Collaery’s fascination with Timor and its people began in his twenties when he undertook a training course from a former Z force commando who had been caught behind the lines when the Japanese overran Timor in World War 2 who told him extraordinary stories about how Australians soldiers were assisted by the Timorese. This sense of a debt that needed to be repaid led Collaery to advise and advocate for the East Timor resistance for more than thirty years. So when he was assigned to the Witness K case, what Collaery learned about what had happened in Dili profoundly disturbed him.

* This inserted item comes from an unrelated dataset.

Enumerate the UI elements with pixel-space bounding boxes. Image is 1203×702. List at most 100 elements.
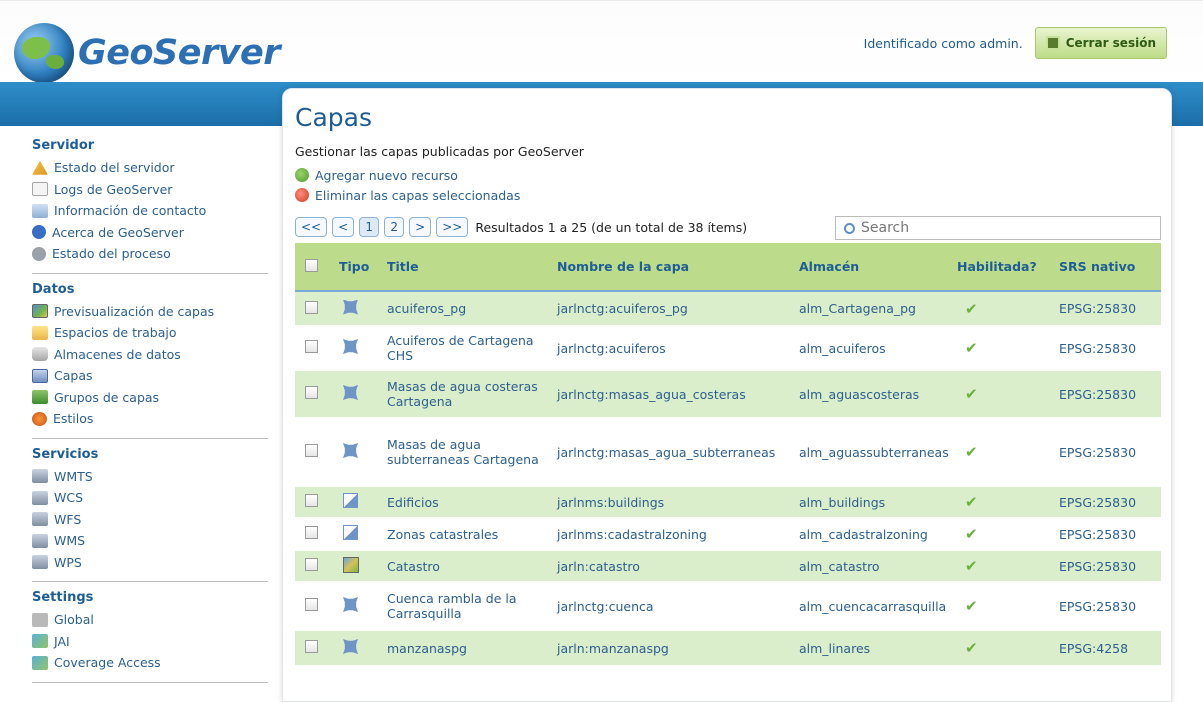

“You can imagine it,” Collaery told the meeting, ‘Just think of it. After years and years of assisting the Timorese resistance, and working with the leader of the resistance Shanana Gusmao, and developing what I could in terms of the trust … to have Witness K. come to my office and tell me something so marked with treachery, words still fail me. So marked with treachery,” he repeated. “So immoral. So unethical. But worse still, so counter to all of our national interests! This was putting 30 pieces of silver – money for corporate mates! – ahead of our interest in ensuring that we develop good relations with the Timorese and outplay those others who were interested, particularly China.”
As Collaery and his team investigated, they uncovered an enormous scandal: because of the unusual wording of the agreement, tens of billions of dollars of the rare element helium had been given away for free to two companies, ConocoPhillips and Woodside, a company who would later employ Alexander Downer, the Foreign Affairs minister who oversaw the agreement, as a consultant. While he was investigating the helium scandal for the government of Timor Leste, Collaery’s office was raided by ASIO, and his brief and other matters were taken.

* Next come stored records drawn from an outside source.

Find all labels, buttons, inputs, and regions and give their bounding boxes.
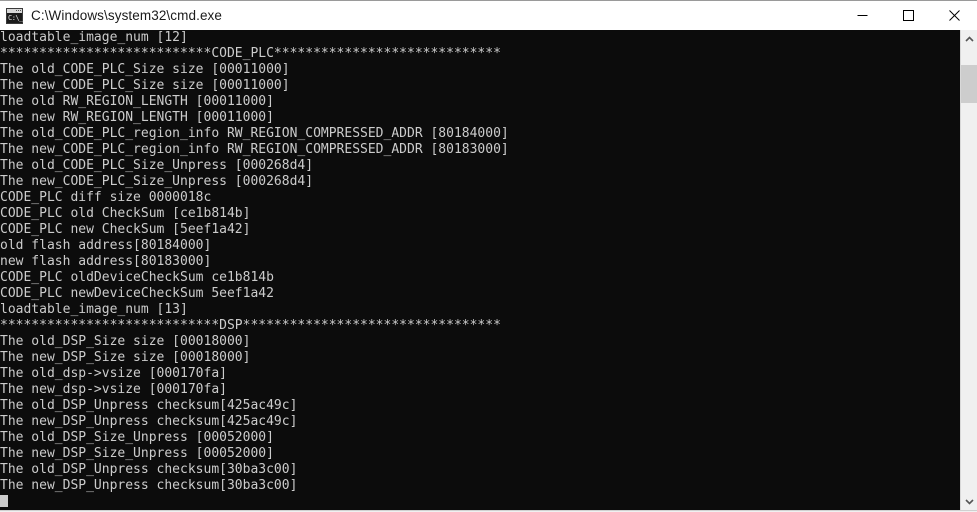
cmd-icon-prompt-text: C:\_ — [8, 13, 23, 22]
console-line: The old_DSP_Size size [00018000] — [0, 334, 251, 349]
console-line: The new_CODE_PLC_Size_Unpress [000268d4] — [0, 174, 314, 189]
chevron-down-icon — [964, 498, 974, 505]
vertical-scrollbar[interactable] — [960, 30, 977, 510]
console-line: The new_CODE_PLC_region_info RW_REGION_C… — [0, 142, 509, 157]
console-line: CODE_PLC newDeviceCheckSum 5eef1a42 — [0, 286, 274, 301]
close-button[interactable] — [931, 1, 977, 31]
console-line: CODE_PLC oldDeviceCheckSum ce1b814b — [0, 270, 274, 285]
console-area: loadtable_image_num [12] ****************… — [0, 30, 977, 510]
console-line: The old_DSP_Size_Unpress [00052000] — [0, 430, 274, 445]
minimize-icon — [857, 15, 867, 16]
console-line: The old_CODE_PLC_Size_Unpress [000268d4] — [0, 158, 314, 173]
console-line: The new_DSP_Size size [00018000] — [0, 350, 251, 365]
chevron-up-icon — [964, 35, 974, 42]
console-line: ****************************DSP*********… — [0, 318, 501, 333]
console-line: The old_DSP_Unpress checksum[425ac49c] — [0, 398, 298, 413]
scrollbar-thumb[interactable] — [961, 65, 977, 103]
console-line: The new RW_REGION_LENGTH [00011000] — [0, 110, 274, 125]
console-line: loadtable_image_num [12] — [0, 30, 188, 45]
close-icon — [948, 10, 960, 21]
console-line: The old_dsp->vsize [000170fa] — [0, 366, 227, 381]
title-bar[interactable]: C:\_ C:\Windows\system32\cmd.exe — [0, 0, 977, 30]
console-line: ***************************CODE_PLC*****… — [0, 46, 501, 61]
text-cursor — [0, 495, 8, 507]
console-line: The old_DSP_Unpress checksum[30ba3c00] — [0, 462, 298, 477]
cmd-window: C:\_ C:\Windows\system32\cmd.exe loadtab… — [0, 0, 977, 512]
scrollbar-track[interactable] — [961, 47, 977, 493]
console-line: CODE_PLC diff size 0000018c — [0, 190, 212, 205]
console-line: The old_CODE_PLC_Size size [00011000] — [0, 62, 290, 77]
title-bar-left: C:\_ C:\Windows\system32\cmd.exe — [0, 7, 839, 24]
console-line: The new_DSP_Unpress checksum[425ac49c] — [0, 414, 298, 429]
console-line: The old RW_REGION_LENGTH [00011000] — [0, 94, 274, 109]
console-line: The new_DSP_Unpress checksum[30ba3c00] — [0, 478, 298, 493]
console-line: new flash address[80183000] — [0, 254, 212, 269]
cmd-console-icon: C:\_ — [6, 7, 23, 24]
minimize-button[interactable] — [839, 1, 885, 31]
window-title: C:\Windows\system32\cmd.exe — [31, 8, 223, 23]
maximize-icon — [902, 10, 914, 21]
console-line: old flash address[80184000] — [0, 238, 212, 253]
console-line: The new_DSP_Size_Unpress [00052000] — [0, 446, 274, 461]
maximize-button[interactable] — [885, 1, 931, 31]
console-line: The new_dsp->vsize [000170fa] — [0, 382, 227, 397]
scroll-down-button[interactable] — [961, 493, 977, 510]
console-line: loadtable_image_num [13] — [0, 302, 188, 317]
window-controls — [839, 1, 977, 31]
console-line: CODE_PLC new CheckSum [5eef1a42] — [0, 222, 251, 237]
console-line: CODE_PLC old CheckSum [ce1b814b] — [0, 206, 251, 221]
console-line: The old_CODE_PLC_region_info RW_REGION_C… — [0, 126, 509, 141]
scroll-up-button[interactable] — [961, 30, 977, 47]
console-cursor-line — [0, 494, 960, 510]
console-line: The new_CODE_PLC_Size size [00011000] — [0, 78, 290, 93]
console-output[interactable]: loadtable_image_num [12] ****************… — [0, 30, 960, 510]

The Australian government was forced to renegotiate the deal with Timor Leste. In 2018 Attorney-General Christian Porter made the consequential decision to charge Collaery and Witness K under the National. Security Information Act (NSI Act) with unlawfully disclosing information about the ASIS mission in Timor-Leste.
“It never entered our heads that a law being introduced to deal with terrorism, actually would be employed against us first and foremost,” said Collaery. “I am the only person to be prosecuted under that legislation to have been treated to the full measure of it.”
The provisions of the NSI allow what is called judge-only evidence; evidence can be led against an accused that neither the accused nor their lawyers can see. On numerous occasions over the four years of his prosecution, Collaery and his lawyers had to leave the courtroom so secret evidence about him could be given to the judge.
On what moral basis, he asked, does Australia complains about secret trials of Australians in Iran and China when the same thing happens in Australia?
What happened in Dili in 2004 is the greatest scandal in the history of ASIS. It exposes how damaging the blowback from covert actions can be, an important lesson that the covert cowboys of ASIS seem in no hurry to learn.
Powerful forces will oppose Collaery’s call for a royal commission into the events in Timor Leste. Those who approved the Dili bugging do not want an investigation. Their friends are enormously influential. As Hamish McDonald observed, the Dili operation tainted not just the diplomatic and intelligence figures, but the entire government of the time. He concluded:
“Could Downer and his department head, Ashton Calvert, have authorised the bugging without seeking approval from cabinet’s national security committee, whose other members would have been prime minister John Howard, deputy prime minister John Anderson, treasurer Peter Costello, attorney-general Philip Ruddock, and immigration minister Amanda Vanstone?
The LNP government wasted four years and millions of dollars prosecuting Bernard Collaery and Witness K. It’s time the mates who trashed Australia’s reputation faced the consequences.